Arizona's controversial new immigration law may be prompting a mass dispersion of Hispanics -- both legal and illegal -- from the state. Though enforcement of the harsh law isn't set to begin until the end of July, reports from state and local officials show that the new measure may already be taking its toll on Arizona's Hispanic population.
According to a recent USA Today report:
Schools in Hispanic areas report unusual drops in enrollment. The Balsz Elementary School District is 75% Hispanic, and within a month of the law's passage, the parents of 70 students pulled them out of school, said District Superintendent Jeffrey Smith. The district lost seven students over the same one-month period last year, and parents tell Smith the Arizona law is the reason for leaving.

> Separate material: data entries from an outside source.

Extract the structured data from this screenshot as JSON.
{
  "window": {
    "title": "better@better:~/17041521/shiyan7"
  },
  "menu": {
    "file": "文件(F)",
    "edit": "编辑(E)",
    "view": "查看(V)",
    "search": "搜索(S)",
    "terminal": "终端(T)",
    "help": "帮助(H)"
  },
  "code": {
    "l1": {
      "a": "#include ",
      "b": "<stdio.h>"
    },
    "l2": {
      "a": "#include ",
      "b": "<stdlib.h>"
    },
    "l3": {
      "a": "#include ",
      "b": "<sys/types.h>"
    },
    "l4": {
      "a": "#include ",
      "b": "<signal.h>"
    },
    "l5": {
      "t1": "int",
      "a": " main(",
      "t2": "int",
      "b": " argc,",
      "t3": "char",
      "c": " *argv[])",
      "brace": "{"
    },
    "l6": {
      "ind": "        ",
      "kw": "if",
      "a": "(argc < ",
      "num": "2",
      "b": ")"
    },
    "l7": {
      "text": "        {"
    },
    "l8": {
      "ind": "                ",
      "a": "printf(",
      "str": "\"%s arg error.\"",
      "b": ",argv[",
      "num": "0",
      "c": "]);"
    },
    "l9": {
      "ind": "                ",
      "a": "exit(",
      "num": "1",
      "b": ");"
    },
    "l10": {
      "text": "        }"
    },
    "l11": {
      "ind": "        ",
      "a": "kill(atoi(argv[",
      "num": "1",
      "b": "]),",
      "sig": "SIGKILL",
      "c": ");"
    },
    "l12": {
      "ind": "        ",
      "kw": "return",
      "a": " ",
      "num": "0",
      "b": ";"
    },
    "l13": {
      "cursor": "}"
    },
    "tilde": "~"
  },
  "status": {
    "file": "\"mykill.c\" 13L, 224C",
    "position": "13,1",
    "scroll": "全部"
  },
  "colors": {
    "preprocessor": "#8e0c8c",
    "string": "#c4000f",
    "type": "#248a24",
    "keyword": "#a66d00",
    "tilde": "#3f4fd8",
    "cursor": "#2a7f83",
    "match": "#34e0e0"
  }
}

Businesses serving the Hispanic community say business is down, signaling that illegal immigrants are holding on to cash in anticipation of a move from the state, said David Castillo, co-founder of the Latin Association of Arizona, a chamber of commerce for nearly 400 first-generation Hispanic business owners.
But the reports out of the state don't yet serve as a comprehensive analysis of population numbers, and some say that the recent outflow of Hispanics from Arizona may just be the latest in a trend that has shown diminished immigration numbers and increasing departures from the state due to the poor economy over the past few years.
"The economy is always the primary factor in determining migration flows," Professor David Gutierrez of the University of California San Diego told the Christian Science Monitor. "It might appear as if these laws are turning back demographic tide in Arizona, but economic forces are a much more important aspect of that development recently."
Jeffrey Passel of Pew Hispanic Center tells the Christian Science Monitor that there has been a 40 to 45 percent drop in immigrants entering the US from Mexico in the past two years. This trend appears to extend to illegal immigration too, as border apprehension numbers have dropped by 25 percent over the same period.
The Department of Homeland Security reported that more than 100,000 illegal immigrants left Arizona in 2008 after the passage of a 2007 law that enacted harsh penalties on businesses that hired them.
Paul Senseman, a spokesman for Arizona Gov. Jan Brewer, told USA Today that he'd heard similar reports of Hispanics leaving the state, but wasn't necessarily willing to explain such withdrawals as a reaction Arizona's new immigration law.
Instead, Senseman told USA Today, "[if] that means that fewer people are breaking the law, that is absolutely an accomplishment."